Sebagai bentuk pengawasan publik, DPD KNPI Sumut dalam waktu dekat akan merilis daftar dapur SPPG yang dinilai tidak layak beroperasi berdasarkan hasil pemantauan dan verifikasi di lapangan.
Kennedy yang juga merupakan kader Pemuda Muhammadiyah menyatakan bahwa jajaran pengurus KNPI di berbagai kabupaten dan kota di Sumatera Utara akan melakukan inspeksi mendadak (sidak) ke sejumlah dapur SPPG. Hasil temuan tersebut akan disampaikan kepada BGN dan instansi terkait untuk ditindaklanjuti sesuai ketentuan yang berlaku.
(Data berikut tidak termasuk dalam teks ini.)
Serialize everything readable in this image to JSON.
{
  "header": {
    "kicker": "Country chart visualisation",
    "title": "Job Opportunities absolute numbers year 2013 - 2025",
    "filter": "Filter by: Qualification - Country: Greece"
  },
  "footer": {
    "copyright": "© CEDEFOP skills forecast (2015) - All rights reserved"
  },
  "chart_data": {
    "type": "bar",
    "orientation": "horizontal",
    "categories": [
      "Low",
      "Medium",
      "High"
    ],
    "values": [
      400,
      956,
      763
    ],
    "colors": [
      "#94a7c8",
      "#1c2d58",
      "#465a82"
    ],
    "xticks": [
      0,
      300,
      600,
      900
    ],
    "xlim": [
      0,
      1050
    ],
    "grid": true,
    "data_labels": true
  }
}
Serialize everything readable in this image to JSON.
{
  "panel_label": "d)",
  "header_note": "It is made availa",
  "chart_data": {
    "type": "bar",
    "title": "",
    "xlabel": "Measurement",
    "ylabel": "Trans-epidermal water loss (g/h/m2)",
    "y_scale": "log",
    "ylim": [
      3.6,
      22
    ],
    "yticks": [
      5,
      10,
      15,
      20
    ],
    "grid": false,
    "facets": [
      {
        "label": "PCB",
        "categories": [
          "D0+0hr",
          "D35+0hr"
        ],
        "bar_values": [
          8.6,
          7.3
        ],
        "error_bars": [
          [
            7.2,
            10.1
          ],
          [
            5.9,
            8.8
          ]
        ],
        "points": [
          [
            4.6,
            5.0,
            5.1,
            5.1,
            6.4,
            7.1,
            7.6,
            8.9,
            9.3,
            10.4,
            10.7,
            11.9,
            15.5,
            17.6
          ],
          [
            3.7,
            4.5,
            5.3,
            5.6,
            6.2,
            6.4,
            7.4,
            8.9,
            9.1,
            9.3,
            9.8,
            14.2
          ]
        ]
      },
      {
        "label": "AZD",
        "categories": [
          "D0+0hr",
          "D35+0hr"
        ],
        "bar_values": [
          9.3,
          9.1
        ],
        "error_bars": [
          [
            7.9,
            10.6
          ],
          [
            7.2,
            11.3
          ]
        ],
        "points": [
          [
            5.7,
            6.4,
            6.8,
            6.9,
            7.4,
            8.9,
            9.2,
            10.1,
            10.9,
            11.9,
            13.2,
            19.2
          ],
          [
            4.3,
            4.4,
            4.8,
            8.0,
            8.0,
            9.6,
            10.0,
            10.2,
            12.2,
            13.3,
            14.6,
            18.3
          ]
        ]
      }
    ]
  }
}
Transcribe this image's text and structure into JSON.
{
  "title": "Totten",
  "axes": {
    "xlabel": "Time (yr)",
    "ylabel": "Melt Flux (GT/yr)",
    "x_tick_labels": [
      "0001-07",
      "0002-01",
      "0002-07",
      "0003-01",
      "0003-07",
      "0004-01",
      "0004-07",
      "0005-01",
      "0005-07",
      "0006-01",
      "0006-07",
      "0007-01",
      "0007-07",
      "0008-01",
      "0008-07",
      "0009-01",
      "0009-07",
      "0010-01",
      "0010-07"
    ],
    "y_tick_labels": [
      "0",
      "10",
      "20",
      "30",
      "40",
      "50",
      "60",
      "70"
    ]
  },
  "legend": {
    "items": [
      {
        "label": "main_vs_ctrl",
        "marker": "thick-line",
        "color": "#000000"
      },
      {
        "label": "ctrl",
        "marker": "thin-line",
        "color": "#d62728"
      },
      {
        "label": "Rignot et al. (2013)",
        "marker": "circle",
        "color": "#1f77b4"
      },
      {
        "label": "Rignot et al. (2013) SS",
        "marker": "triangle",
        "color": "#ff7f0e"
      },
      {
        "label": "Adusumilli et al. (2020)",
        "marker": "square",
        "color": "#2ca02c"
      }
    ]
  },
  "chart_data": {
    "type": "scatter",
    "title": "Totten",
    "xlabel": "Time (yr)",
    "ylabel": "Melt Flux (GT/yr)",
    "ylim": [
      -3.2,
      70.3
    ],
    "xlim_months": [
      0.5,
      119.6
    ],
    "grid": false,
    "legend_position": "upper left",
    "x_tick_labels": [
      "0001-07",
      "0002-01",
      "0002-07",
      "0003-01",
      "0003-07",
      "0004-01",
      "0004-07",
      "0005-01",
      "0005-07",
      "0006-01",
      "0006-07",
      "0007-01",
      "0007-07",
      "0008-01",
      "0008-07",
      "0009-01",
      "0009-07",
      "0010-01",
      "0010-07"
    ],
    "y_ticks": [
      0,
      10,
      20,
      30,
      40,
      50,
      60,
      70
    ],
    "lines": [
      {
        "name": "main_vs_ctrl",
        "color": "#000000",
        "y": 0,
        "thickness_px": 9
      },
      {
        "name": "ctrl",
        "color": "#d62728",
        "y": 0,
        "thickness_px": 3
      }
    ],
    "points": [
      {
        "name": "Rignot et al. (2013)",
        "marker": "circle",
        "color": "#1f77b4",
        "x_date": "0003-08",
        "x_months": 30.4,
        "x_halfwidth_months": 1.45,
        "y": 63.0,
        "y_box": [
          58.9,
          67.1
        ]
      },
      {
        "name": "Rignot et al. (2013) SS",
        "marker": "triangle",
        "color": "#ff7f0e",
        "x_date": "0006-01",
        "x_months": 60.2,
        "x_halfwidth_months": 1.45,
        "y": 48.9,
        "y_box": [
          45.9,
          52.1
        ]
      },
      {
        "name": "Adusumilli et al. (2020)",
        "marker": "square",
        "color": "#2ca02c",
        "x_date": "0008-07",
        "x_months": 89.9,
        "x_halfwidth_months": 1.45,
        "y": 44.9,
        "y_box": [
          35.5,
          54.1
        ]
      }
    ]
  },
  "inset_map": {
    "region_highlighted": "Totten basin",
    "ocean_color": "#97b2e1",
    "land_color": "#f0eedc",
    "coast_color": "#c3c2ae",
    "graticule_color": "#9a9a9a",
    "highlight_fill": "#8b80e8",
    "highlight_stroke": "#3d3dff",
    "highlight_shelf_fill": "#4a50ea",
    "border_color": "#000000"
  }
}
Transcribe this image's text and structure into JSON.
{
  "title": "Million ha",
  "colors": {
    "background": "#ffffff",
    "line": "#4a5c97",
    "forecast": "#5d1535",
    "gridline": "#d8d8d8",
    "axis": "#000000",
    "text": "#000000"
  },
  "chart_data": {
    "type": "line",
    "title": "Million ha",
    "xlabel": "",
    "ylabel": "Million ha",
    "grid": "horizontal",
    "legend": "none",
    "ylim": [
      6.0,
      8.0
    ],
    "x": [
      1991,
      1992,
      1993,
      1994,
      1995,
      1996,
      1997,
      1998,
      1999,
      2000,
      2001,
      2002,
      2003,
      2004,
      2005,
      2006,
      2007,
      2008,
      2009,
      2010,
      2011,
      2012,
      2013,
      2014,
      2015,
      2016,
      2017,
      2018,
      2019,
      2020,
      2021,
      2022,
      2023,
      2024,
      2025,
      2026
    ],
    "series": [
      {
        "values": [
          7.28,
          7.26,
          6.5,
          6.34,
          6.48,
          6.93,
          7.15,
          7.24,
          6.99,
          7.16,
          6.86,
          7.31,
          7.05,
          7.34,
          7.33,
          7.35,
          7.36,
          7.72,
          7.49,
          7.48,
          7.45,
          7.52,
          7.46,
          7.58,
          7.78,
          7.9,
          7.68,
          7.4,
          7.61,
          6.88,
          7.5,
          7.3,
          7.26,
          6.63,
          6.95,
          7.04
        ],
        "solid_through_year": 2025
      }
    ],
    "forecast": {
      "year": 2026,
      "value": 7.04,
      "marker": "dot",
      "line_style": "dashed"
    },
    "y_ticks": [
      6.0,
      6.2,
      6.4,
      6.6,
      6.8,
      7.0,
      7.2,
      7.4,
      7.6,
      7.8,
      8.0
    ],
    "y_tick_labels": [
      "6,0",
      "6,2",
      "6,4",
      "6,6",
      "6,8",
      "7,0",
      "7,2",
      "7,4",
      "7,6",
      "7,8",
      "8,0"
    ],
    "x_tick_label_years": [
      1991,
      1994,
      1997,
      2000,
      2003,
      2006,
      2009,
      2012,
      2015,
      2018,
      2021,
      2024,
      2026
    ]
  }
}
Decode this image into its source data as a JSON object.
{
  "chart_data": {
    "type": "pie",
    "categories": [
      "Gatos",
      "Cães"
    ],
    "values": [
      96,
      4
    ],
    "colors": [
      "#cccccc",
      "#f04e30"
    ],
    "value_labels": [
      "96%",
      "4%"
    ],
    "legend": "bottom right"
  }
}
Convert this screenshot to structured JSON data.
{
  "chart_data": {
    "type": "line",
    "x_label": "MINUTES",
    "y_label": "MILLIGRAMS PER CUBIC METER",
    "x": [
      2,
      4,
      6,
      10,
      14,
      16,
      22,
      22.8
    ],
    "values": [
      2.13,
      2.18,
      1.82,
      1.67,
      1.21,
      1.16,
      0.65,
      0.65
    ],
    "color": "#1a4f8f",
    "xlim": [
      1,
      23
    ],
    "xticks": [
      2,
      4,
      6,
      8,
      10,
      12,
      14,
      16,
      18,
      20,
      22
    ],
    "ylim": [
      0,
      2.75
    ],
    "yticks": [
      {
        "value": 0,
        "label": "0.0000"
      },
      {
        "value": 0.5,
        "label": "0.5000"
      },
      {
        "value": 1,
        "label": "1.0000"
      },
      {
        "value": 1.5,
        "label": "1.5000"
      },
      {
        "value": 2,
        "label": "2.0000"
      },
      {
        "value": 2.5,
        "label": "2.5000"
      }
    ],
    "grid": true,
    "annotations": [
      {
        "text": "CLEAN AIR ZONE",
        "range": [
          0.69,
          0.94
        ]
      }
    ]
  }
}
“Kami akan turun langsung melakukan pengawasan. Jika ditemukan pelanggaran atau ketidaksesuaian dengan petunjuk teknis, maka akan kami laporkan kepada pihak berwenang agar segera ditindak,” ujarnya.
Lebih lanjut, Kennedy berharap kepemimpinan baru di BGN dapat melakukan pembenahan secara menyeluruh terhadap tata kelola program, khususnya dalam pengawasan dan penegakan standar operasional dapur SPPG.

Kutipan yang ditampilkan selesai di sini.